これでは話が一向に進まないので、グレインはサブリナに問い掛ける。
「なんで王都にいるって分かったんだ? 尾行したのか?」
サブリナは涙を拭いながら答える。
「いや、実行犯がそう言うておったのじゃ。実際にどうやって運んでいるのかは妾にも分からなかったが……。まぁ、転移魔法でも使えば一瞬じゃろうし」
その言葉を聞いて、グレインはリリーを見る。
「まさか……兄様! 幼女好きが高じて……そんな事まで」
「いや待てリリー、転移魔法を使える人なんて、トーラス一人じゃないだろ? 子どもの運搬手段が転移魔法と決まった訳でもないし」
「次に会ったら……殺す……」
誰ともなく、殺気を放つリリー。
「……とりあえずほっとこうか。じゃあ誘拐犯をとっちめに行こうぜ。サブリナ、言い忘れてたが俺達のパーティ、俺以外全員ヒーラーだからな? そして俺は、ヒーラー強化しか出来ない無職だ」
これにはサブリナも驚いたようだった。
「なっ、何じゃと!? 全員ヒーラーなどと……そんなパーティ聞いたこともないわ!」
「それでも……協力してくれるか?」
グレインはそう言うと、静かに右手を差し出す。
「お主の仲間になれば、妾の能力も強化されるのかの? ……まぁそれは追々分かることじゃな。

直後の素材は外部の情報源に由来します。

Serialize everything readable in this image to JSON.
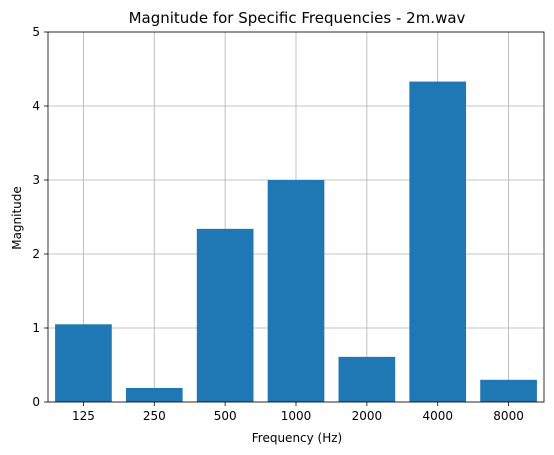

よろしく頼むぞ」
固く握手を交わす二人。
それを見て呟くセシル。
「グレインさん……この町ではわたくしがリーダーなのでは……」
「あっ、忘れてた!」
既に深夜という時間帯にも関わらず、一同は、ドノバン達まで含めて大声で笑い出すのであった。
********************
「この家……なのか?」
グレイン達は、サブリナの案内で誘拐犯のアジトまでやって来ていた。
そこは町外れにある小さな一軒家である。
「下手人は三人組。男二人に女が一人じゃ」
「室内じゃこっちが不利だ。できれば外で戦いたいんだが、どうやって誘い出すかな」
グレインが考えを巡らせていると、リリーが声を掛ける。
「私が……囮になる」
確かにリリーは誘拐された子ども達と一番年齢が近いが、トーラスから『頼む』と言われている妹を囮に使っていいものか、グレインは答えあぐねていた。
「私が囮になって……忍び込んで……」
「「「「ん?」」」」
「全員殺してくるから」
「「「「それ囮じゃない」」」」
「相手の戦力が分からないのに大丈夫なのか?」
「寝首を掻くだけ……問題ない」
「その後のことも……考えているのか?」
リリーは小さく頷く。
「ま、待て、殺してしまっては──」
事情を知らないサブリナの言葉が終わらないうちに、リリーは高速移動でその姿を消す。
リリーが忍び込んでいる間にグレインは、サブリナにリリーの能力を説明する。
「蘇生じゃと……? そんなことが可能なのか」
「でも……魔力と体力消費……激しい」
「きゃああああっ! ……お、驚かすでない」
背後からリリーに声を掛けられ、悲鳴を上げるサブリナ。
「婆ちゃんでも悲鳴は若いんだな」
グレインがふざけて言った言葉に、サブリナは怒り出す。
「こらぁっ! 誰が……誰が婆ちゃんじゃ! 妾はまだ二十五じゃぞ」
「「「えぇぇぇぇ!!」」」
あまりの衝撃に唖然とする一同。
「俺達と大差ない……。さっきの話と計算合わないんじゃないか?」
「魔族の存亡をかけた戦いは二十数年前じゃった。ヘレニアにやってきたのが十五年ほど前じゃったかの」
「人生経験半端ないっすね、先輩」
グレインはただただ呆れる。
「二十年前としても、五歳から戦線に立っていたとは……わたくし達には到底できっこない話ですわね」
そう言ったセシルやハルナも驚いた様子であったが、傍らの少女だけはもじもじしていた。